According to the Medicare Payment Advisory Commission’s most recent report, last year Medicare spent over $229 billion on inpatient hospital and post-acute care for Medicare beneficiaries. This represents 43 percent of total Medicare spending.
Meanwhile, the population of Medicare beneficiaries is exploding. Last year the first baby boomer became eligible for Medicare. By 2031, it is projected that 80 million people will be Medicare eligible. As these retirees enroll in Medicare, government spending will mushroom.
As most health care providers will tell you, in addition to an aging population, we face a growing number of patients with chronic illnesses, such as diabetes or heart disease. These patients are sicker and more expensive to treat. And while providers are doing their best to manage these patients, too often our health care system is not structured for easily coordinated care.
Currently, we have a system of silos. Patients are seen in a variety of settings — doctors’ offices, hospitals, or nursing homes — and it is not uncommon for a health care provider to have an incomplete picture of all the care a patient is receiving.

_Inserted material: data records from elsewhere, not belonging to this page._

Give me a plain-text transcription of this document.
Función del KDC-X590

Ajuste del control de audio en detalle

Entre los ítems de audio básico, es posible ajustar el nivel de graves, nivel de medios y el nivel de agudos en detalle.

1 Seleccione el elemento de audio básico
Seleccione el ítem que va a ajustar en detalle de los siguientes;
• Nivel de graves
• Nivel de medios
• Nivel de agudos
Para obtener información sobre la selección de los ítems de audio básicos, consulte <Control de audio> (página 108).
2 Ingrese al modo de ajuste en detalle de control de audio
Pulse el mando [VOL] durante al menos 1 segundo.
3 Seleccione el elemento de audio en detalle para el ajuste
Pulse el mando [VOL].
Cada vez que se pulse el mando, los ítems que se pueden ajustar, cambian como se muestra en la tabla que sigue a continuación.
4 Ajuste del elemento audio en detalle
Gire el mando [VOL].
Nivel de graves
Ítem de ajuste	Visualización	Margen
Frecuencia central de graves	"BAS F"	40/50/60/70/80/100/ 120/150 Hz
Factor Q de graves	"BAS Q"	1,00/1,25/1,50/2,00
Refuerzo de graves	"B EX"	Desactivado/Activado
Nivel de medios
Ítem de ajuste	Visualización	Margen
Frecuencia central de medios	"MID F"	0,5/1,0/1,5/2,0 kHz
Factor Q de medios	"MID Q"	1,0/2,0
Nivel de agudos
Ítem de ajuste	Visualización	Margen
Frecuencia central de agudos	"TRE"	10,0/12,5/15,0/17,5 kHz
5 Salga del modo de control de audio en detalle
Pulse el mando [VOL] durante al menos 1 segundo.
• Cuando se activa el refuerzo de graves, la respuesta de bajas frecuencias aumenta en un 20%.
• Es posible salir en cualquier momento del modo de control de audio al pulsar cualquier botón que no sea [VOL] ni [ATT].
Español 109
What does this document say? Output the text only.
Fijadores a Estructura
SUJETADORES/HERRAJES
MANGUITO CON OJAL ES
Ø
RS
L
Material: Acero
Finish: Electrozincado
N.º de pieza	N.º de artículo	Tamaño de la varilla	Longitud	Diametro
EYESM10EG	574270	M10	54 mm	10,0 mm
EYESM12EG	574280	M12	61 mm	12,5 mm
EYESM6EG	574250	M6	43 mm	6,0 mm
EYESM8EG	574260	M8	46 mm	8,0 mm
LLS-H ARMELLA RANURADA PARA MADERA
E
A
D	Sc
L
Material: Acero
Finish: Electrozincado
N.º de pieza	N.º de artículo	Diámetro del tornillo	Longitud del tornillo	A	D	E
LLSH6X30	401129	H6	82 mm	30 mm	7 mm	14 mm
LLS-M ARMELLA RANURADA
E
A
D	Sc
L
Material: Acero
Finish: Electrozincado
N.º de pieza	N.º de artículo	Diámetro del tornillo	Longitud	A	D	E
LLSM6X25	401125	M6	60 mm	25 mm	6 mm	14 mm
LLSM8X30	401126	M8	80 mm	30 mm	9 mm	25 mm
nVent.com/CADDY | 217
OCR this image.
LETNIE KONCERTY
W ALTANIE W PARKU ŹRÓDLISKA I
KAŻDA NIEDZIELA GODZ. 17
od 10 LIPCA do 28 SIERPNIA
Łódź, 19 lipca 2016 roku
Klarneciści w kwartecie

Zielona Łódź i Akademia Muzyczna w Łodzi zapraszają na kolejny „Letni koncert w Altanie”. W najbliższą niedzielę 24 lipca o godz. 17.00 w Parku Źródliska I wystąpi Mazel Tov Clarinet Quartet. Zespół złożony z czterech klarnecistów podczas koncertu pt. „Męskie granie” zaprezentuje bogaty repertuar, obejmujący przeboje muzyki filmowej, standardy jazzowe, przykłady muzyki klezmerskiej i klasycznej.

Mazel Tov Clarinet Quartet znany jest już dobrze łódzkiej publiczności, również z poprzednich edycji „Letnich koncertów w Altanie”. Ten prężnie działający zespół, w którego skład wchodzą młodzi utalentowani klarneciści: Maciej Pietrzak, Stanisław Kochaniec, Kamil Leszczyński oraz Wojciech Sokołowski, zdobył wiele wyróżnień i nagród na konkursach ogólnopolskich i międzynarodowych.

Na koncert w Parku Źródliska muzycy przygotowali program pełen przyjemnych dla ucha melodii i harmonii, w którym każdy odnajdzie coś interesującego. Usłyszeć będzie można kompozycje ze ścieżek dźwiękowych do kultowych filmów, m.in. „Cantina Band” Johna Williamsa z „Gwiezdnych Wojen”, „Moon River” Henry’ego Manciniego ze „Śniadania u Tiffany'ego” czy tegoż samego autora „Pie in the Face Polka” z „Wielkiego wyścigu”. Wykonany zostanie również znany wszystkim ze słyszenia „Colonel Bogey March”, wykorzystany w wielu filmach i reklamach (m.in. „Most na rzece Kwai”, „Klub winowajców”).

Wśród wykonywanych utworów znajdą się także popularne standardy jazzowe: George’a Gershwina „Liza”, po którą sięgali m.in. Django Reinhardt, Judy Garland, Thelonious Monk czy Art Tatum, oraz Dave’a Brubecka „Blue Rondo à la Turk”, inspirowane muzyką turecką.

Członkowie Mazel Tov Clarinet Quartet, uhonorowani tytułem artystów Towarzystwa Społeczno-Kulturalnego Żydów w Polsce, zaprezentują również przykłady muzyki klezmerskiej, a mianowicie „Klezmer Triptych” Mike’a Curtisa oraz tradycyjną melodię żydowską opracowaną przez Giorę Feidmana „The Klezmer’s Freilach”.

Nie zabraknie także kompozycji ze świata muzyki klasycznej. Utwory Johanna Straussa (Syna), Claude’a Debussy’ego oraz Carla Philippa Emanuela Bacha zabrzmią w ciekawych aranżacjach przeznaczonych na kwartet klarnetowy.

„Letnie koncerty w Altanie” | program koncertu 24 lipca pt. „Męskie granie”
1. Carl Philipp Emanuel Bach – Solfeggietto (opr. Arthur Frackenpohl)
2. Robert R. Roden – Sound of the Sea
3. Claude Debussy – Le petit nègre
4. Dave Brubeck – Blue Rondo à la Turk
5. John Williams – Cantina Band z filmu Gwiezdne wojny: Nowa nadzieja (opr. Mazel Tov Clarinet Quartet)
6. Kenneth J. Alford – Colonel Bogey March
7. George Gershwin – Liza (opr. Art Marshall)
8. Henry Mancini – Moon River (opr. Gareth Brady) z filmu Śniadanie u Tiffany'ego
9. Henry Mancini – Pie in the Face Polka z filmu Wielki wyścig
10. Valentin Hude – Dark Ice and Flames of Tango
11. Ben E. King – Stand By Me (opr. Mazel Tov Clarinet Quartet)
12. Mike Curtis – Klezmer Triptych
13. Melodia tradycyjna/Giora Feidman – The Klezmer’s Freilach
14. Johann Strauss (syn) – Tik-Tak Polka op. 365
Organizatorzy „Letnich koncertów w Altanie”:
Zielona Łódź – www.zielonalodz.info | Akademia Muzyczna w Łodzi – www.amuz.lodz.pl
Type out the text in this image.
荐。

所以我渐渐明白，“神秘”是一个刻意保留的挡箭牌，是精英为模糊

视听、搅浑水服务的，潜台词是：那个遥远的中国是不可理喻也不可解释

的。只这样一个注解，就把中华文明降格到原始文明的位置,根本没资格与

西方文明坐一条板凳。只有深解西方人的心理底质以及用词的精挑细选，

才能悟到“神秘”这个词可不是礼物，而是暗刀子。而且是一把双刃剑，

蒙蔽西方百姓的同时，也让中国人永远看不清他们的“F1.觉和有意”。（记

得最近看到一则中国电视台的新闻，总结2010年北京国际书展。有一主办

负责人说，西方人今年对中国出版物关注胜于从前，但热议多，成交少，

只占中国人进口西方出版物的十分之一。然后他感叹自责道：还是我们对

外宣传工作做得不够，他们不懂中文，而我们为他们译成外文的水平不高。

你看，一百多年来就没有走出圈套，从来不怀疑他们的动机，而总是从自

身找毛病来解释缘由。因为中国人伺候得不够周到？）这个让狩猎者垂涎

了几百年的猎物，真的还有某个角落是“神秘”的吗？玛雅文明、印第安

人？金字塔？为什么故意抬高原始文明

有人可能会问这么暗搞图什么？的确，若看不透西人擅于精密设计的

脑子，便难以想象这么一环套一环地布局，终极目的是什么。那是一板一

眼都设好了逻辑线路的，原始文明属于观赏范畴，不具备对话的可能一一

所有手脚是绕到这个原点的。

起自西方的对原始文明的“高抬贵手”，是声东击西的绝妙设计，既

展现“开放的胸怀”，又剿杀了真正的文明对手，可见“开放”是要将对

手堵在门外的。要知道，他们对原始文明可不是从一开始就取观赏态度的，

Furthermore, our fee-for-service system provides little financial incentive to manage care properly. Instead, the incentive is to increase the volume of services. Reducing costs will require that patients receive the right care, in the right place, at the right time. Increasingly, it is private payers — on behalf of employers — who pressure providers to reduce costs, providing better care and better health outcomes.
Patients deserve and demand better care. In my own state of Utah, we are privileged to have some of the nation’s best, most efficient health care providers. But not all providers are created equal. Much of our health care system is fragmented, and often the right hand does not know what the left hand is doing. Unfortunately, the patient is caught in the middle with very little coordinated care. We know from our witnesses today, as well as other health care leaders that there is a needed focus on care transitions. Many errors can be avoided when health care providers keep this focus.
Of late, much attention has been focused on the Center for Medicare and Medicaid Innovation — CMMI — and the flourish of activity it has created. Like many of my colleagues, I remain concerned that CMMI has an enormous budget and very little accountability. It is more than a little ironic that an organization touting quick, innovative change and efficiency took over five months to respond to my request for very basic information on its strategic plan and an accounting of how it is spending $10 billion of taxpayer money.
In addition to continued oversight of CMMI, I intend to ensure that the pilots and programs they develop actually work for our seniors. For example, when CMMI unveiled the Accountable Care Organization — or ACO — pilot, most providers felt it simply would not work, was unnecessarily burdensome, and did nothing to advance the cause of higher quality, lower cost, more efficient care.
Many of our witnesses today have very interesting stories to tell about how they are transforming care within their communities. They identified a problem, knew a solution was needed, and did not wait for the government to tell them how to best fix the problem. Innovations happen in every community and in all sizes, and no one knows better the needs of a community, than the caregivers on the ground. I know this is not easy and often takes years to develop, but I congratulate all of you for the great work that you are doing every day.
I look forward to hearing from our witnesses and learning about how others can hopefully adopt some of these great ideas and achieve positive results in their own communities.